Ninety percent of American households owned a television set in 1960.
Saturdays were the best day of the week for kids growing up in the 1960’s, cartoons all morning. We had two tv’s in my house, one in the basement playroom and one in my parent’s bedroom. Television was not a social activity for my family, we watched privately as a family. A family television was eventually added to our Den in the late 1960’s, but never in the formal living room. My parents always had a television in their bedroom which was a cozy place to watch when sick or late at night.
On Saturdays we’d get up early, fix ourselves a bowl of Sugar Pops, Alpha Bits, Trix, Cap’n Crunch or Sugar Snaps cereal and head to the basement to enjoy a glorious five hours of uninterrupted cartoons.
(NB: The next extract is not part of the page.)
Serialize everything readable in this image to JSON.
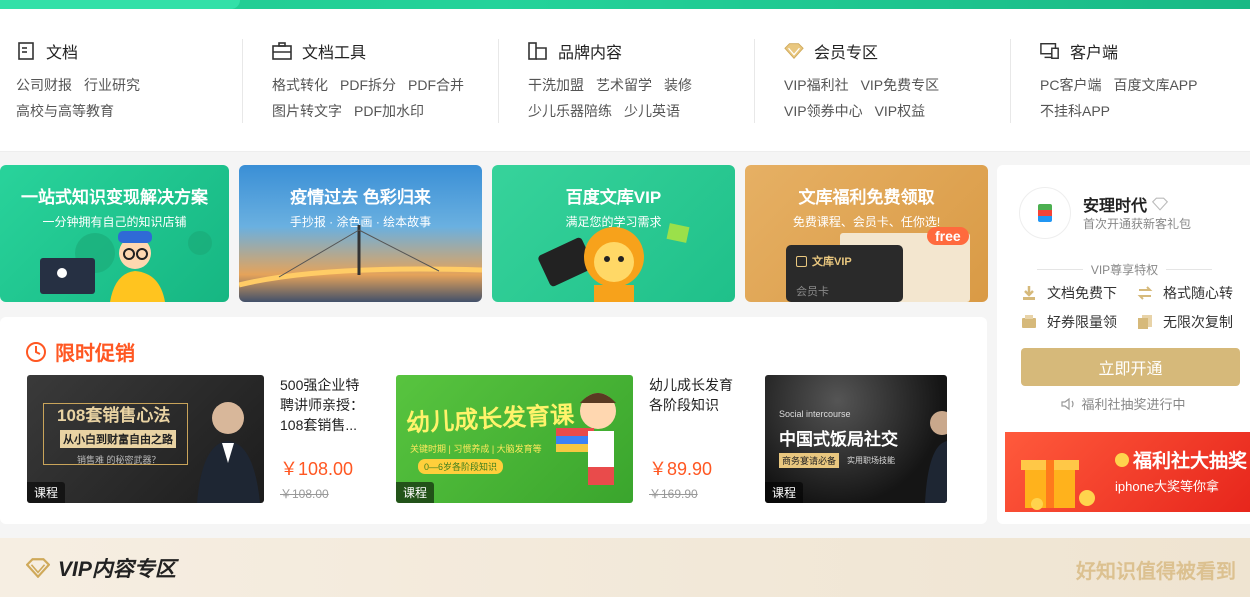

First up were Heckle and Jeckle, a pair of magpies who would cause problems for themselves and others with their bizarre antics. Heckle spoke in a rough, New York accent and Jeckle had a proper British accent.
The Jetsons was a huge favorite about a futuristic family residing in Orbit City. “Meet George Jetson,” are the first words in its catchy theme song that I can still sing to this day. George and his wife, Jane had two children, Judy and Elroy. Astro was their dog and Rosie, their robotic maid. George’s work week consisted of an hour a day, two days a week. Jetson commuted in an aero car with a transparent bubble top. The original cartoon had several devices that didn’t exist at the time but subsequently have not only been invented but are in common use: a flatscreen television, newspaper in a computer like screen, video chat, a tanning bed, and a home treadmill. The Jetsons satirized Space Age notions of a better tomorrow so when the twenty first century arrived and there weren’t any flying cars or personal jet packs, many viewers complained.
Quick Draw McGraw was a horse caricature that walked on two legs, he had “hands” that were hooves with thumbs that could hold objects such as guns. Quick Draw satirized the westerns that were popular among the American public at the time. Quick Draw was well intentioned but somewhat dim. His catchphrases were “Hold on there!” And “I’ll do the thin’in around here and don’t you forget it!” Quick Draw often accidentally shot himself with his own six-shooter, saying, “Oooh that smarts!” Baba Looey, a Mexican burro, is Quick Draw’s deputy.
Top Cat was a show about the life of a group of cats and their “get rich quick” schemes, living in a New York Alley. Top Cat, whose friends call TC, is a clever hustler who leads his faithful followers on assorted scams, gambling activities, and harebrained stunts, all in pursuit of a fast dollar. Keeping an eye on things is Officer Dribble, a beat cop who has his hands full trying to break up TC’s shenanigans.
Rocky and Bullwinkle, Yogi Bear, and Mighty Mouse were also in the queue on Saturday mornings. The morning ended with re-runs of Lassie and The Lone Ranger. We switched off the tv when college sports came on.
We eagerly anticipated the commercials on Saturday mornings that accompanied the cartoons. Fruit Stripe gum, McDonald’s, Trix Cereal, Tang, toys, and games were a few favorites that were advertised. Mattel’s commercials of kids playing with the latest Barbie’s were what I dreamt about all week. My brothers wanted the latest GI Joe action figure. Our Christmas wish lists were greatly influenced by Saturday morning commercials.
One Christmas my older brother was given the iconic Mattel’s “Vac-U-Form” which was the 1960s version of a 3-D printer. The Vac-U-Form was invented by Eddy Goldfarb, based on the industrial process of vacuum forming. A rectangular piece of plastic was clamped in a holder and heated over a metal plate. When the plastic was soft, the holder was swung to the other side, over a mold of the object to be formed. I can remember the smell of the melting plastic to this day. We would always get little burns while making creepy crawlers. We were thrilled to be making our own toys.
The reasons for the end of Saturday morning cartoons are numerous, they have their roots in Parental Advocacy Groups. The groups were concerned about the amount of time kids spent watching cartoons, cartoon depictions of violence, and stereotypes as well as the commercialism that has always been a part of TV cartoons. Kids, it turns out, had a difficult time distinguishing the shows they were watching from the ads that ran during them.
Saturday morning cartoons, like pay phones and video rental stores are one of those cultural touchstones that meant so much to older generations, but are meaningless to children today.